Alex Solnik é jornalista

Com o título “Fã de Brilhante Ustra impede filho de conhecer a ditadura”, eis artigo de Alex Solnik, jornalista. “Não leu, não gostou e mandou devolver o livro que ele comprou”, aponta o articulista. 

Confira:

Não era o primeiro livro que voltava às minhas mãos, mas dessa vez não era problema de endereço errado, número inexistente ou morador não encontrado, agora a rubrica no verso do envelope dizia “recusado pelo sr. João Alves”.

Fiquei intrigado, é claro, perguntei ao carteiro da rua quem era o sr. João Alves e por que recusou uma encomenda que alguém mandou pelo correio, ainda mais um livro pelo qual a pessoa já pagou. Mas é claro que o carteiro não sabia nada mais do que dizia a rubrica “recusado pelo sr. João Alves”.

Achei tudo muito estranho. Fui atrás do e-mail do cliente, mas não achei. Deve estar dentro do laptop. Só que sou um semianalfabeto digital e, muito curioso e preocupado em avisá-lo, recorri a uma outra ferramenta: procurei no Google o telefone da portaria do seu prédio, falei com o porteiro – que não era o sr. João Alves, ele é de outro turno, entra ao meio-dia. Então, passei um dia inteiro sem saber o que tinha acontecido, até que no dia seguinte consegui falar com o sr. João Alves.

Eu estava meio furioso com ele, mas me segurei. Perguntei, com toda a elegância, por que ele tinha recusado a encomenda para um morador do prédio. O seu dever era entregar ao condômino, sem questionar.

“Não fui que recusei”, disse ele, completando: “quem mandou devolver a encomenda foi o pai do rapaz”.
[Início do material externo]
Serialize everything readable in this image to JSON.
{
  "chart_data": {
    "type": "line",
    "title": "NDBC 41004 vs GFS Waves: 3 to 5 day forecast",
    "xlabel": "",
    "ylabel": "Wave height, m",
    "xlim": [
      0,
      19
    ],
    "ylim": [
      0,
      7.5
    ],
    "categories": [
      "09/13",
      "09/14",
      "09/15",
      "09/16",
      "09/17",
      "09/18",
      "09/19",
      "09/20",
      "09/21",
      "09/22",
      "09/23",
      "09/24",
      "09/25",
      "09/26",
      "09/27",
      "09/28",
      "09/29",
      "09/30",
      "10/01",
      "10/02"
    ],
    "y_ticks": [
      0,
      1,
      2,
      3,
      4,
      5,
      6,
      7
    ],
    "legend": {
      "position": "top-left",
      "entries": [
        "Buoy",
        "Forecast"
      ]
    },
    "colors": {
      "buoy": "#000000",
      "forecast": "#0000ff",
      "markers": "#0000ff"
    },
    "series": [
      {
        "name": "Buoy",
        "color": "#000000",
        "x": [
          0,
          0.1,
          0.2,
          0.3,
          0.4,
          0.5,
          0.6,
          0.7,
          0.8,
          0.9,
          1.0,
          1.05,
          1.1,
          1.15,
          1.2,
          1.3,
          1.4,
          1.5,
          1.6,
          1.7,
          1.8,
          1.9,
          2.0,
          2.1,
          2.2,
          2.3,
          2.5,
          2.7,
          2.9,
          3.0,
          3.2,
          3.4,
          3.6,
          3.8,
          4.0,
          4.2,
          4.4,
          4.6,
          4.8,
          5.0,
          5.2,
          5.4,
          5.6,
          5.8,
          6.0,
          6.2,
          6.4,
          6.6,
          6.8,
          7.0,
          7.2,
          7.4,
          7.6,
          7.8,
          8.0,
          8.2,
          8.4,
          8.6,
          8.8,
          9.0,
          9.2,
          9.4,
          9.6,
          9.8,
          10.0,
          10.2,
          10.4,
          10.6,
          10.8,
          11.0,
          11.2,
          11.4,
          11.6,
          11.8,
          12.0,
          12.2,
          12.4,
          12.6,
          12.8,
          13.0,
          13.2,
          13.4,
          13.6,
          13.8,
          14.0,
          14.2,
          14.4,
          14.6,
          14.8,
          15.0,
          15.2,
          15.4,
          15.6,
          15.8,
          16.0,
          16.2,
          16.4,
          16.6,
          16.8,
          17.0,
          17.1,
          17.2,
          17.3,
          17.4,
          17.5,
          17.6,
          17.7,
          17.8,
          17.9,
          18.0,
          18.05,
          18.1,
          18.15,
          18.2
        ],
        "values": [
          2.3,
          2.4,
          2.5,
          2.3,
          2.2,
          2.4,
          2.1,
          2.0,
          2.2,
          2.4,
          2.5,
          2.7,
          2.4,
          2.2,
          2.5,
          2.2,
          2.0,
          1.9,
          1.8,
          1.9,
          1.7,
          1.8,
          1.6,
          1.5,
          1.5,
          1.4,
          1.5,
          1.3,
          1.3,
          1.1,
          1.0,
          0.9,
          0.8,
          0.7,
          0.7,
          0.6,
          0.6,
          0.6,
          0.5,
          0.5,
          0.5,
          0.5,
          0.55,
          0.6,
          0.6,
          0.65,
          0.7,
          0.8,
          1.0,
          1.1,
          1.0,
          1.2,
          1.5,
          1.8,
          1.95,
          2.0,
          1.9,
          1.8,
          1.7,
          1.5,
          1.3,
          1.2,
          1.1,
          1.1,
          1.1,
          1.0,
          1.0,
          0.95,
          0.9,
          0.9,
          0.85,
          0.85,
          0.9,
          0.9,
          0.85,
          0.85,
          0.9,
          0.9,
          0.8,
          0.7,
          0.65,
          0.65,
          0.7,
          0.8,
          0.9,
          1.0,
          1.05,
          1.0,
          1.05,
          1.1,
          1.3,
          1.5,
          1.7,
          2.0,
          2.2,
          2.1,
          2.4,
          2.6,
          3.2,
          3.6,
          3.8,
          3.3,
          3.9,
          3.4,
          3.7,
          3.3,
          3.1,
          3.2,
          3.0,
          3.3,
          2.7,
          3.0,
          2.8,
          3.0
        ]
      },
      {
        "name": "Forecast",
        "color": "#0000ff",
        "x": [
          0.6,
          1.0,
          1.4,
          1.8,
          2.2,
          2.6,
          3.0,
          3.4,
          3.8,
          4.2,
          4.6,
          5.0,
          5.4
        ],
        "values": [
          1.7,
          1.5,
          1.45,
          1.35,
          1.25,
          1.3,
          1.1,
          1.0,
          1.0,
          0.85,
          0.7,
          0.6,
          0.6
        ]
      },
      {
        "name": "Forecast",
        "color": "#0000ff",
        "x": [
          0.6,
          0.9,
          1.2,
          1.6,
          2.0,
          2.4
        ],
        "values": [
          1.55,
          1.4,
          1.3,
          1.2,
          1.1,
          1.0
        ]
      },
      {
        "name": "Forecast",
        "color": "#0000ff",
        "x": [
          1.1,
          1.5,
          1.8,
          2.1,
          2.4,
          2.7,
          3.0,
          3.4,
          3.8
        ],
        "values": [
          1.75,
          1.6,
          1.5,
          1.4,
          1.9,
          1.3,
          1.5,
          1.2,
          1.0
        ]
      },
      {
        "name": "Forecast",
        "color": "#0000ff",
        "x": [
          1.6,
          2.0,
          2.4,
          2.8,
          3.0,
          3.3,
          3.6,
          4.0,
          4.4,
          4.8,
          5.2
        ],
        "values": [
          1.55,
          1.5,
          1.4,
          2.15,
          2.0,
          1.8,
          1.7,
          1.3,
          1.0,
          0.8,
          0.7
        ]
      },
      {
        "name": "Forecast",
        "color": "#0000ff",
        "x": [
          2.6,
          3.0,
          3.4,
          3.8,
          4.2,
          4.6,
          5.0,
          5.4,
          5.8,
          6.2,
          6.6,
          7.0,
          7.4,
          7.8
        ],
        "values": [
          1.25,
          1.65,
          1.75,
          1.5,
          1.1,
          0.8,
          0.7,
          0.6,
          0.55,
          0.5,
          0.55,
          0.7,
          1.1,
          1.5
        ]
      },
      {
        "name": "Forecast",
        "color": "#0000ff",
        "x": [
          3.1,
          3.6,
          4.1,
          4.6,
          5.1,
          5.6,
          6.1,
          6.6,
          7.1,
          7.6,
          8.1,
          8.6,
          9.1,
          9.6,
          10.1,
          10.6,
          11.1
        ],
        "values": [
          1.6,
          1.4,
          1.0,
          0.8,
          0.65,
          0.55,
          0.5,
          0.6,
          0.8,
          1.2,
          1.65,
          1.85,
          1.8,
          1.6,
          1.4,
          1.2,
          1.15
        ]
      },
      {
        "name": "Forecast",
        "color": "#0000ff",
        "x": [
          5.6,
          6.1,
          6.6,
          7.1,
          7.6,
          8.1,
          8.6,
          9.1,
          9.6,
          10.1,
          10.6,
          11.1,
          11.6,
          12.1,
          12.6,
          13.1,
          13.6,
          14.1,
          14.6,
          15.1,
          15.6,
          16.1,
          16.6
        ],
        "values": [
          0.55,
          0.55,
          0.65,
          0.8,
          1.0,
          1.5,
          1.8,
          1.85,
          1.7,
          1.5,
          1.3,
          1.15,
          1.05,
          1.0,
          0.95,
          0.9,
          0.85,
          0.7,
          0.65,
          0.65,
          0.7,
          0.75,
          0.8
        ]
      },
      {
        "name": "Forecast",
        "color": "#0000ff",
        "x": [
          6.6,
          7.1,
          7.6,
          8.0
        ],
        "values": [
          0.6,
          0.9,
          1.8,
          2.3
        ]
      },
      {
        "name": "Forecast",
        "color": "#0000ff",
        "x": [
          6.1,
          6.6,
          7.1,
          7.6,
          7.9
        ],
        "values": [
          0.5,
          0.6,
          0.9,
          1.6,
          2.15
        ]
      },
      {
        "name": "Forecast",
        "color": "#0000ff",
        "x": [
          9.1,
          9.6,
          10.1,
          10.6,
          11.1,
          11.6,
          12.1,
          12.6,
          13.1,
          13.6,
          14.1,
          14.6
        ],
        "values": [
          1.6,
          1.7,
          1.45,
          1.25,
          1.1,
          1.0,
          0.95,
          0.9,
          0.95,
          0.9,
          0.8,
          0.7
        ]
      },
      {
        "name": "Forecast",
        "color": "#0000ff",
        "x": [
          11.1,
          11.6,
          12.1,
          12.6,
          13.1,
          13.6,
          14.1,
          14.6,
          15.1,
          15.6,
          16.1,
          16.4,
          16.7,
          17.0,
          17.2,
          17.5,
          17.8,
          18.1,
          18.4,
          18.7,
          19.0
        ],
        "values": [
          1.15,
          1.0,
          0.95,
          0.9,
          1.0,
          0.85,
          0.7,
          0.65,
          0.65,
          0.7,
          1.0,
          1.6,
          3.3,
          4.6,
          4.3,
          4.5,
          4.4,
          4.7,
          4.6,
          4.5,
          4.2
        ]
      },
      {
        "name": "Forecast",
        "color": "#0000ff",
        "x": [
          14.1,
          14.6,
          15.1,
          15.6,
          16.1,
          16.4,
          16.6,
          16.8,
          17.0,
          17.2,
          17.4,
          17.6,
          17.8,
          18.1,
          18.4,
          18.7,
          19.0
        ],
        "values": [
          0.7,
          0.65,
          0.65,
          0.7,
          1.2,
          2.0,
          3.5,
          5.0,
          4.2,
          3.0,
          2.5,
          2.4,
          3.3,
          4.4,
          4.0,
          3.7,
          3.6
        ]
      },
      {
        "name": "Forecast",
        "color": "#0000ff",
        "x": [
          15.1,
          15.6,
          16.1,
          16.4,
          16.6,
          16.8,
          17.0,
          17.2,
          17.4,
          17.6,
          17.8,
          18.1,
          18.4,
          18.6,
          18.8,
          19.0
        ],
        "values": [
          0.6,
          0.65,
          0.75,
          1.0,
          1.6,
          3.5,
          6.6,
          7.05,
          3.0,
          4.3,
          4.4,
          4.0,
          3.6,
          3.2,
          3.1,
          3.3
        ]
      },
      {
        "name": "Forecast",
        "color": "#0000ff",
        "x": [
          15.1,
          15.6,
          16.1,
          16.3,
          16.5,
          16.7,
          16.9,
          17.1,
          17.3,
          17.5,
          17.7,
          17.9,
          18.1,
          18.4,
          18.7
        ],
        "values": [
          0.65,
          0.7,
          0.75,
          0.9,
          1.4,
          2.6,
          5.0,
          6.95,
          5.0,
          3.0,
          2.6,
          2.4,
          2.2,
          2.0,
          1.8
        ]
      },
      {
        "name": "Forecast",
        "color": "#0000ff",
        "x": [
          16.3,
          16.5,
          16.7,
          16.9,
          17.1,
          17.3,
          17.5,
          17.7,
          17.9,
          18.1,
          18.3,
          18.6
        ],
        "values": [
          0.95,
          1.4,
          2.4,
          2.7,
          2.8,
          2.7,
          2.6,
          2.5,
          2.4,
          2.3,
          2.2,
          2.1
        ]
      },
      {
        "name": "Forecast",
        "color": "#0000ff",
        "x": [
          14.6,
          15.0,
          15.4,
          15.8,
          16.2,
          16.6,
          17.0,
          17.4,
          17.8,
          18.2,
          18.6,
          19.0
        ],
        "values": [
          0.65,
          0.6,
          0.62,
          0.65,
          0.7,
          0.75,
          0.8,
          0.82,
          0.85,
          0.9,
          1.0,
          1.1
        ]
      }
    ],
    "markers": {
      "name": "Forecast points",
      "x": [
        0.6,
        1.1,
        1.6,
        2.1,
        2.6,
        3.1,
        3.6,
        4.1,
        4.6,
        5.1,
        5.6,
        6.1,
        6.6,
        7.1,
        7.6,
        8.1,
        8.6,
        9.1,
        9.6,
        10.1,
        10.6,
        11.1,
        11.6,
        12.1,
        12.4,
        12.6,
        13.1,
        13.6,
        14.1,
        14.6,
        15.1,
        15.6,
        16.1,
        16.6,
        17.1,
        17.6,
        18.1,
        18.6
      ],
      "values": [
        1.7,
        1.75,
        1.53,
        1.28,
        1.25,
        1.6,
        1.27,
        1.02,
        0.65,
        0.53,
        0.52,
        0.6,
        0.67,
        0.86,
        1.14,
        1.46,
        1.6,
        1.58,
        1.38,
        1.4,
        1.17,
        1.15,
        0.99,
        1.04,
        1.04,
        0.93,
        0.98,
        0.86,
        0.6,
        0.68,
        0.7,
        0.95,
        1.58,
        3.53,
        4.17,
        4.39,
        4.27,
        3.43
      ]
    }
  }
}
Na maioria dos casos, o cliente devolve a mercadoria se ela apresentar algum defeito, mas o pai do rapaz nem abriu a encomenda, o que dá a entender que seu filho tinha contado a respeito do livro e ele, aproveitando-se de sua ausência, decidiu impedir que ele sequer o recebesse. E eu, então, tentando ajudar o rapaz, pedi ao porteiro que lhe dissesse para entrar em contato comigo para darmos um jeito de ele receber o livro.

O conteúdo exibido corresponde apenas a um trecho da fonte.